What information should a keg inventory sheet include?
A good keg inventory sheet tracks: tap number and beer name, keg size, daily level reading (Full, 3/4, 1/2, 1/4, Empty) for each day of the week, notes on keg changes or issues, backup kegs on hand with their size and location, and kegs to order with distributor and quantity. The generator above creates a full sheet with all of these sections — just enter your tap lines and print.
Why do kegs run out faster than expected?
The most common reasons your keg inventory runs low faster than anticipated: (1) Foam waste from dirty beer lines, incorrect CO2 pressure, or warm serving temperature. Dirty lines alone can add 10–15% waste. (2) Inaccurate pour sizes — if your staff is pouring 18 oz when you think they're pouring 16 oz. (3) Free pours, comps, and spillage that don't get tracked. (4) Higher volume than forecasted — a busy week or event can blow through inventory. A daily inventory log catches these patterns before they become profit problems.

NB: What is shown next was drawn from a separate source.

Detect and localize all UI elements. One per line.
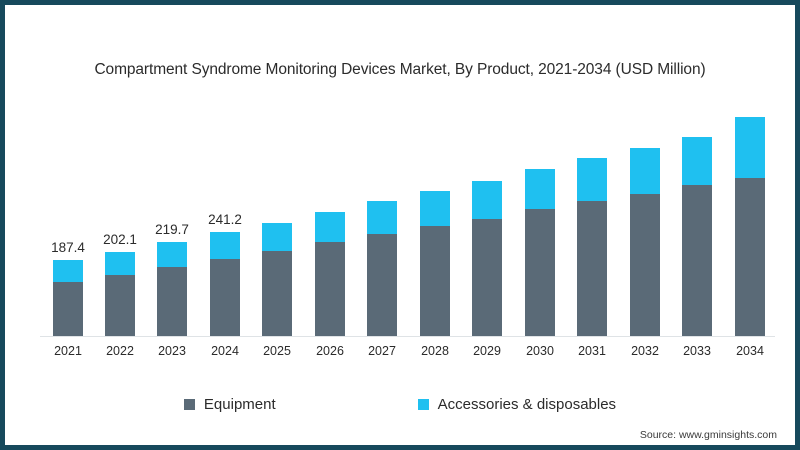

How can I reduce keg waste?
The most impactful steps: Clean your draft lines every two weeks with professional beer line cleaner — dirty lines cause excessive foam and waste. Check CO2 pressure regularly (10–14 PSI for most beers). Train staff on proper pouring technique. Inspect keg couplers and faucet seals for leaks. Track actual yield vs. expected yield per keg — if a half-barrel is giving you fewer than 95–100 16 oz pints (accounting for normal 20% waste), there's a problem worth investigating.
What's the best way to track keg inventory?
The simplest and most reliable method is a printed daily tracking sheet posted near the draft system — the generator above creates exactly that. Each day, a staff member walks the line, looks at each keg's sight glass or weighs it, and marks the level (F, 3/4, 1/2, 1/4, E) on the sheet. At the end of each week, review the sheets for patterns: Which beers sell fastest? Which kegs had unexpectedly low yield? Is waste concentrated on certain taps? That weekly review is where the real operational insight comes from.
How many kegs should I keep as backup?
A good rule of thumb is to keep 1–2 backup kegs for each of your top-selling beers, and 1 backup for mid-tier beers. Low-turnover or seasonal beers can be ordered on demand. For high-volume accounts running 6+ taps, aim for enough backup stock to cover 1 week of typical sales. The risk of running out mid-week and disappointing customers usually outweighs the cost of carrying one extra keg — especially for flagship beers.
A good inventory system and well-maintained draft equipment go hand in hand. Clean lines produce more usable pints per keg. Reliable couplers prevent gas loss. Quality faucets deliver a better pour. When your equipment is right, your tracking becomes simpler because the variables are controlled.